Antireflux Therapy May Help Obese Bronchiectasis Patients with GERD

Obese bronchiectasis patients with gastroesophageal reflux disease (GERD) may benefit from antireflux proton pump inhibitors according to researchers at the Seoul National University Bundang Hospital, in Korea.

The study “Effect of Proton Pump Inhibitors in Bronchiectatic Patients with Gastroesophageal Reflux Disease,” was published in the journal The Korean Society of Gastroenterology.

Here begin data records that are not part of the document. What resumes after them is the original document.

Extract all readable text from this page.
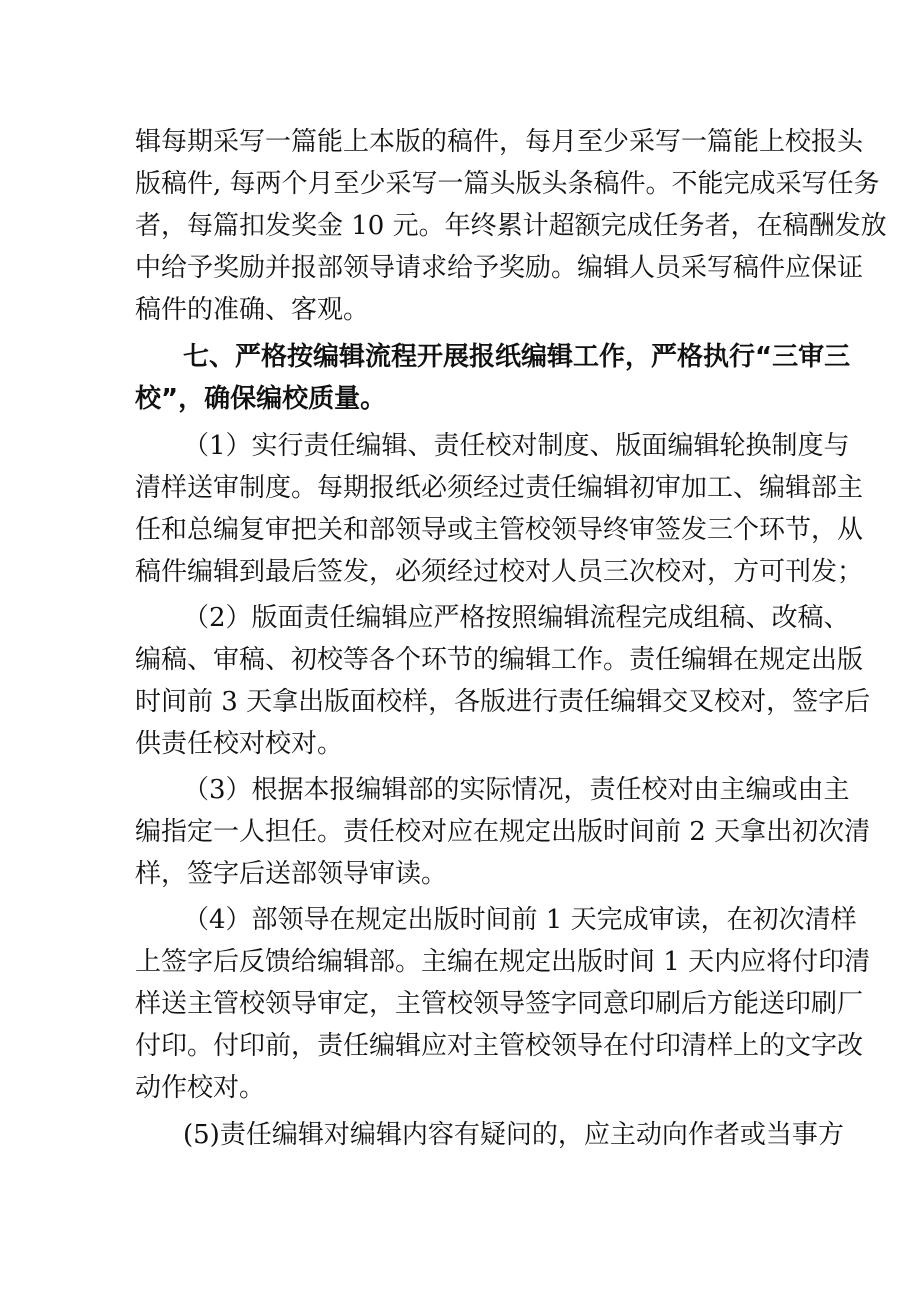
辑每期采写一篇能上本版的稿件，每月至少采写一篇能上校报头
版稿件, 每两个月至少采写一篇头版头条稿件。不能完成采写任务
者，每篇扣发奖金 10 元。年终累计超额完成任务者，在稿酬发放
中给予奖励并报部领导请求给予奖励。编辑人员采写稿件应保证
稿件的准确、客观。
七、严格按编辑流程开展报纸编辑工作，严格执行“三审三
校”，确保编校质量。
（1）实行责任编辑、责任校对制度、版面编辑轮换制度与
清样送审制度。每期报纸必须经过责任编辑初审加工、编辑部主
任和总编复审把关和部领导或主管校领导终审签发三个环节，从
稿件编辑到最后签发，必须经过校对人员三次校对，方可刊发；
（2）版面责任编辑应严格按照编辑流程完成组稿、改稿、
编稿、审稿、初校等各个环节的编辑工作。责任编辑在规定出版
时间前 3 天拿出版面校样，各版进行责任编辑交叉校对，签字后
供责任校对校对。
（3）根据本报编辑部的实际情况，责任校对由主编或由主
编指定一人担任。责任校对应在规定出版时间前 2 天拿出初次清
样，签字后送部领导审读。
（4）部领导在规定出版时间前 1 天完成审读，在初次清样
上签字后反馈给编辑部。主编在规定出版时间 1 天内应将付印清
样送主管校领导审定，主管校领导签字同意印刷后方能送印刷厂
付印。付印前，责任编辑应对主管校领导在付印清样上的文字改
动作校对。
(5)责任编辑对编辑内容有疑问的，应主动向作者或当事方
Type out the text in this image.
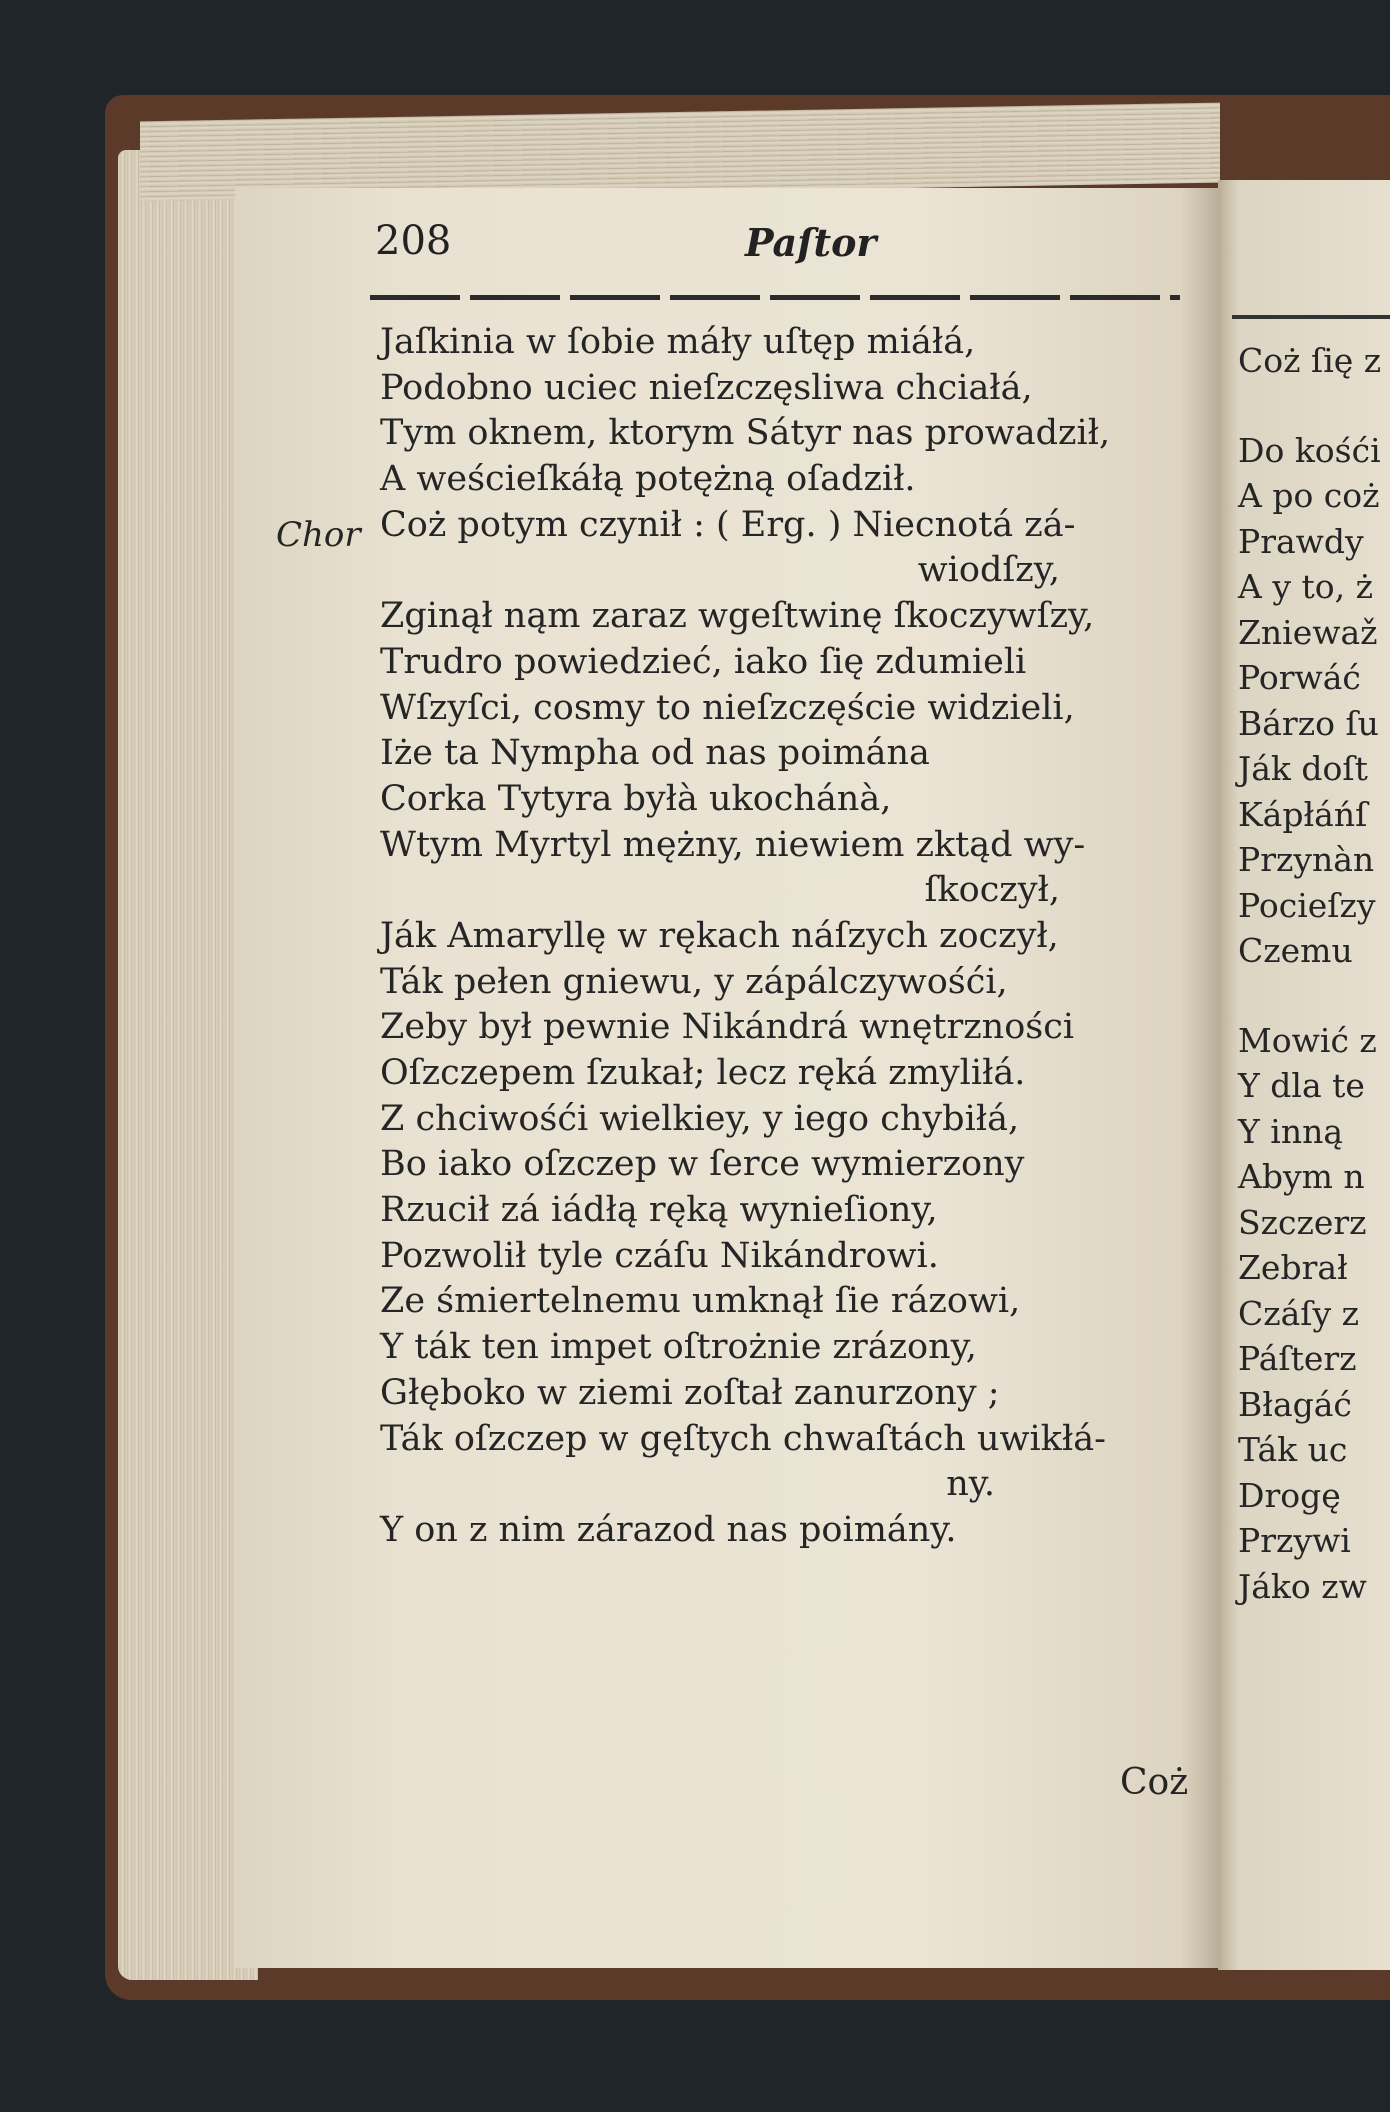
208	Paſtor
Chor
Jaſkinia w ſobie máły uſtęp miáłá,
Podobno uciec nieſzczęsliwa chciałá,
Tym oknem, ktorym Sátyr nas prowadził,
A weścieſkáłą potężną oſadził.
Coż potym czynił : ( Erg. ) Niecnotá zá-
wiodſzy,
Zginął nąm zaraz wgeſtwinę ſkoczywſzy,
Trudro powiedzieć, iako ſię zdumieli
Wſzyſci, cosmy to nieſzczęście widzieli,
Iże ta Nympha od nas poimána
Corka Tytyra byłà ukochánà,
Wtym Myrtyl mężny, niewiem zktąd wy-
ſkoczył,
Ják Amaryllę w rękach náſzych zoczył,
Ták pełen gniewu, y zápálczywośći,
Zeby był pewnie Nikándrá wnętrzności
Oſzczepem ſzukał; lecz ręká zmyliłá.
Z chciwośći wielkiey, y iego chybiłá,
Bo iako oſzczep w ſerce wymierzony
Rzucił zá iádłą ręką wynieſiony,
Pozwolił tyle czáſu Nikándrowi.
Ze śmiertelnemu umknął ſie rázowi,
Y ták ten impet oſtrożnie zrázony,
Głęboko w ziemi zoſtał zanurzony ;
Ták oſzczep w gęſtych chwaſtách uwikłá-
ny.
Y on z nim zárazod nas poimány.
Coż
Coż ſię z
Do kośći
A po coż
Prawdy
A y to, ż
Zniewaž
Porwáć
Bárzo ſu
Ják doſt
Kápłáńſ
Przynàn
Pocieſzy
Czemu
Mowić z
Y dla te
Y inną
Abym n
Szczerz
Zebrał
Czáſy z
Páſterz
Błagáć
Ták uc
Drogę
Przywi
Jáko zw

Bronchiectasis is easily complicated by the coexistence of other conditions, including GERD which is a digestive disorder caused when the ring of muscle (lower esophageal sphincter) between the esophagus and stomach does not function properly and allows stomach’s content to back up into the esophagus.

About 40% of  bronchiectasis patients have GERD, which is associated with worse lung function. Although some studies report benefits of antireflux surgery for bronchiectasis patients with GERD, little is known about the surgical benefits.

The research team sought to determine the effect of proton pump inhibitors (PPIs) as antireflux therapies for bronchiectasis and GERD. Researchers enrolled 257 patients (average age 67), 27 of which received PPIs, and 230 who received non-PPI treatment. Both groups underwent pulmonary function tests at the beginning and then within six months after therapy.

Results revealed that PPI therapy did not improve the forced vital capacity (FVC) test or the forced expiratory volume in one second (FEV1) test. But when patients were categorized by BMI, researchers found that PPIs significantly improved FVC and FEV1 in mild obese patients (BMI from 25 to 30).

Antireflux surgery is an anatomical repair, which prevents the reflux of both acid and non-acid materials. PPIs only prevent the reflux of acid materials, leading the researchers to surmise that PPIs did not change the lung parameters.

Investigators believe PPIs have an effect in patients with higher BMI because obesity increases the esophageal acid exposure time, compared to non-obese patients. Though the study was retrospective and patients received PPIs from 22 days to 1,784 days – the results suggest that obese bronchiectasis patients with GERD may benefit from PPI therapy.